When Sunni and Shiite Extremists Make War...

From National Review Online,  June 5, 2013, by Daniel Pipes:

 ... Seen from the perspective of a quarter-century later, the [the Iraq-Iran war brought] the major benefit of weakening both combatants.
Khomeini enjoyed a vast reach among Muslims at the war's start but lost this power by its end; not a single other country experienced an Iranian-inspired Islamic revolution, and the much-feared domino effect fizzled.
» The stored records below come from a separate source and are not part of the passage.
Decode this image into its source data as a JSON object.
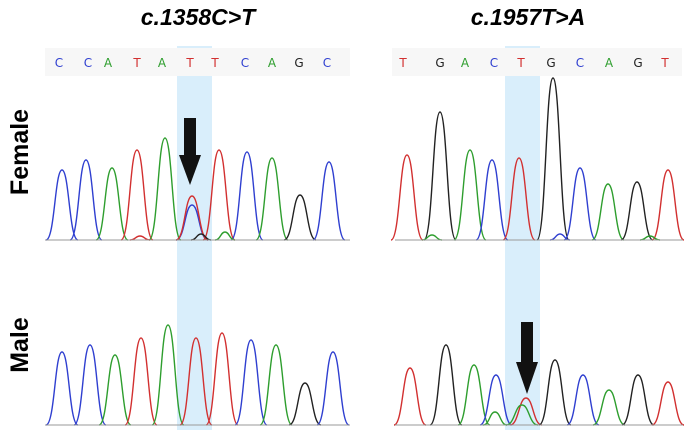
{
  "panels": [
    {
      "id": "left",
      "title": "c.1358C>T",
      "sequence": [
        "C",
        "C",
        "A",
        "T",
        "A",
        "T",
        "T",
        "C",
        "A",
        "G",
        "C"
      ],
      "highlight_index": 5
    },
    {
      "id": "right",
      "title": "c.1957T>A",
      "sequence": [
        "T",
        "G",
        "A",
        "C",
        "T",
        "G",
        "C",
        "A",
        "G",
        "T"
      ],
      "highlight_index": 4
    }
  ],
  "rows": [
    {
      "id": "female",
      "label": "Female"
    },
    {
      "id": "male",
      "label": "Male"
    }
  ],
  "base_colors": {
    "A": "#2e9e2e",
    "C": "#2f3fd0",
    "G": "#222222",
    "T": "#d23030"
  },
  "highlight_color": "#d9eefb",
  "arrows": [
    {
      "panel": "left",
      "row": "female"
    },
    {
      "panel": "right",
      "row": "male"
    }
  ]
}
Similarly, Saddam Hussein's Iraq never recovered from the terrible costs of its war with Iran; although still powerful enough to conquer defenseless Kuwait in 1990, its forces were no match whatsoever for the American-led troops in 1991 and 2003.
The civil war in Syria has also benefited the West until now:
  • It set Sunni extremist against Shiite extremist,
  • weakened the governments of Iran and Syria,
  • harmed the Hezbollah and Hamas terror organizations,
  • caused the malign AKP government of Turkey to stumble badly for the first time in its ten-year reign, and
  • created troubles for Moscow in the Middle East.
More broadly, a region that constantly threatens the outside world has become so focused on its own travails that its capacity to make trouble for others is reduced.

...we who have the means should help those in need. But [would] a victory by either the Islamist rebels or the Assad government, given their horrific battlefield records, ...signal an improvement in civilian conditions?
I suggest instead that Western powers use their influence to get the battling forces out of the populated areas.
The fighting now underway benefits those of us outside the Middle East. May it weaken both combatants even as our governments take meaningful steps to help civilians caught in the crossfire.